Here’s what I think we need to drive this change:  General counsel have to stand up and demand what their clients deserve, and not what their legal teams want to provide them (which is often defined as a good result because we got a 5% discount).  They have to drive the complete re-engineering of their own internal department structure and operations before they can truly demand and leverage improved services from outside providers: from firms to ALSPs.  They need to realize that their lawyers will be lumped into the same pile of irrelevant, overly-expensive, and/or inefficient workers as their similarly trained and practicing outside brethren.  The fact that law departments are increasingly likely to insource work because it costs less than outside firms, doesn’t mean that in-house practitioners drove the right work, the right way, and got the right results, nor does it mean that there isn’t someone else outside the company and their firms who can deliver the client’s preferred results better, faster and cheaper than either their law firms or their inhouse team.

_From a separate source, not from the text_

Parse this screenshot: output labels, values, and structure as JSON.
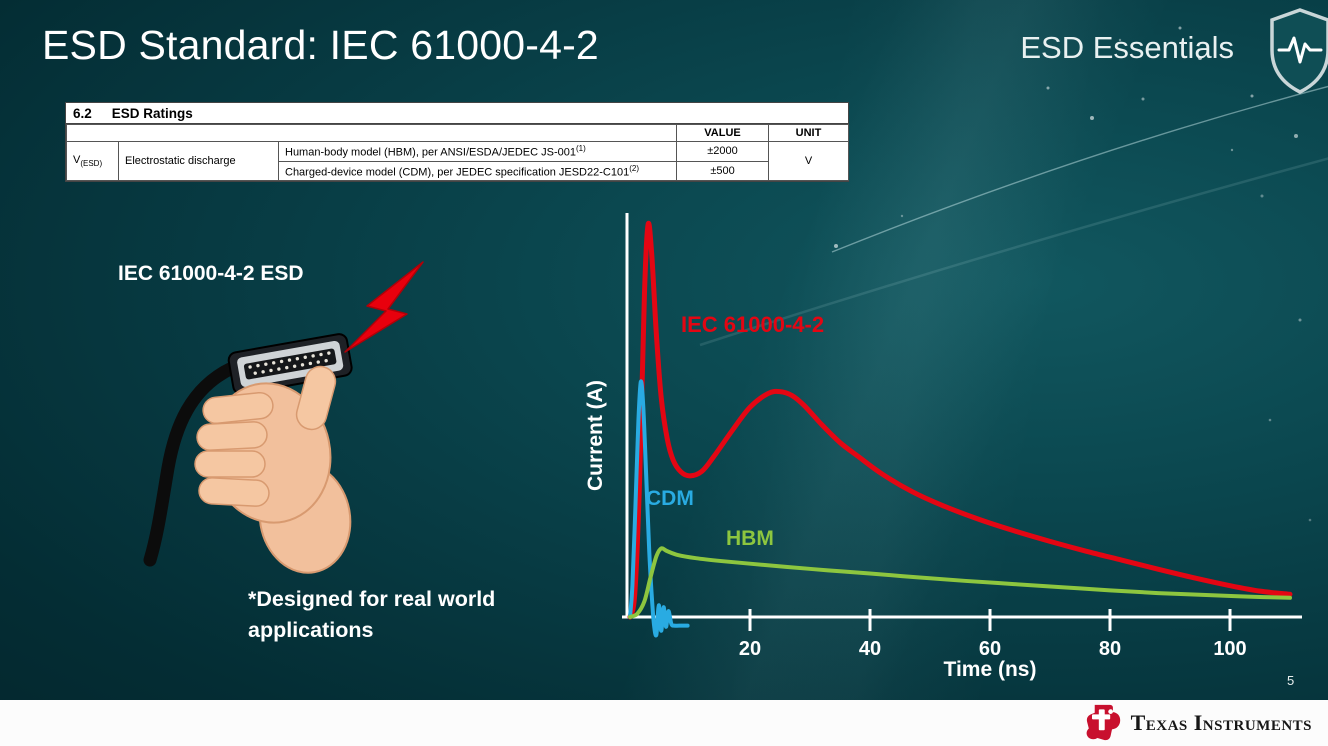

GCs have got to stop running legal departments like they’re mini- or institutionally-specialized law firms.  There are lots of law firms out there for clients to hire if that’s what they want.  GCs need to re-think service delivery at the next level, just like they were doing when I joined ACC and folks started talking about how they might better leverage their teams to drive value they couldn’t rely on getting from their outside firms in the first rounds of the value movement.  The next level requires them to deploy data analytics to inform legal and executive decision-making; it requires them to eliminate, not just better manage corporate fails or disputes; it requires lawyers to provide astute judgment that helps address and solve complicated problems, not just apply their legal acumen to the interpretation of the regulations governing the industry; it requires them to think about how big-brained lawyers can help their clients advance the business, not just defend it when it’s sued.  And they need a department team that can drive those results, not just talk about them at innovation conferences.  Only then will they successfully drive the law firm market to put up or get out of the way.  People do what they’re paid to do: in departments and in firms.  Until general counsel make it clear what they are paying their teams – inside and out – to do and to not do, nothing will change fast enough to save us all from being replaced by other more effective providers.

Many lawyers are resistant to the idea of changing how they practice law. How do you make a compelling case for the need to change?

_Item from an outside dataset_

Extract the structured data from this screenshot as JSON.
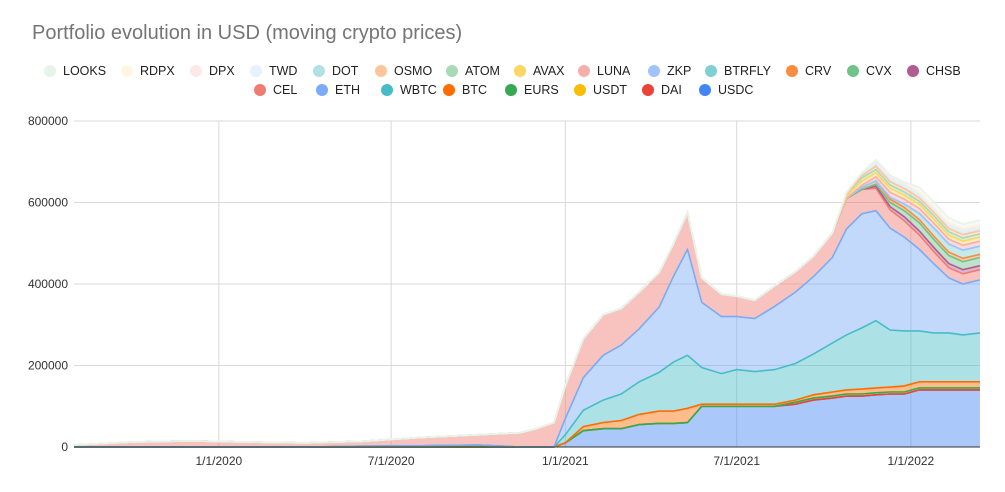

In conclusion, I’ll be brief since we’ve really covered this subject throughout the conversation already, I’ll simply repeat the words of a great military leader: if you don’t like change, you’ll like irrelevance even less.  There are a million ways you can change the legal workplace or output; the hard part is getting lawyers to do it.  I go back to my statement about the importance of helping them define the better role they’ll move to in an improved workplace, before you talk about changing what they do now and that they’ve always connected to their defining value.  Change requires a willingness to move toward new practices; it’s not about simply moving away from existing ones. I’m confident that leaders in our profession have that vision.  I’m worried that they’re slow to articulate it, reward it, and risk it themselves.  The pace of change is accelerating, and lawyers who get too far behind won’t be able to catch up to sophisticated alternatives or keep up with clients who have higher expectations (that others have proven they can meet and exceed).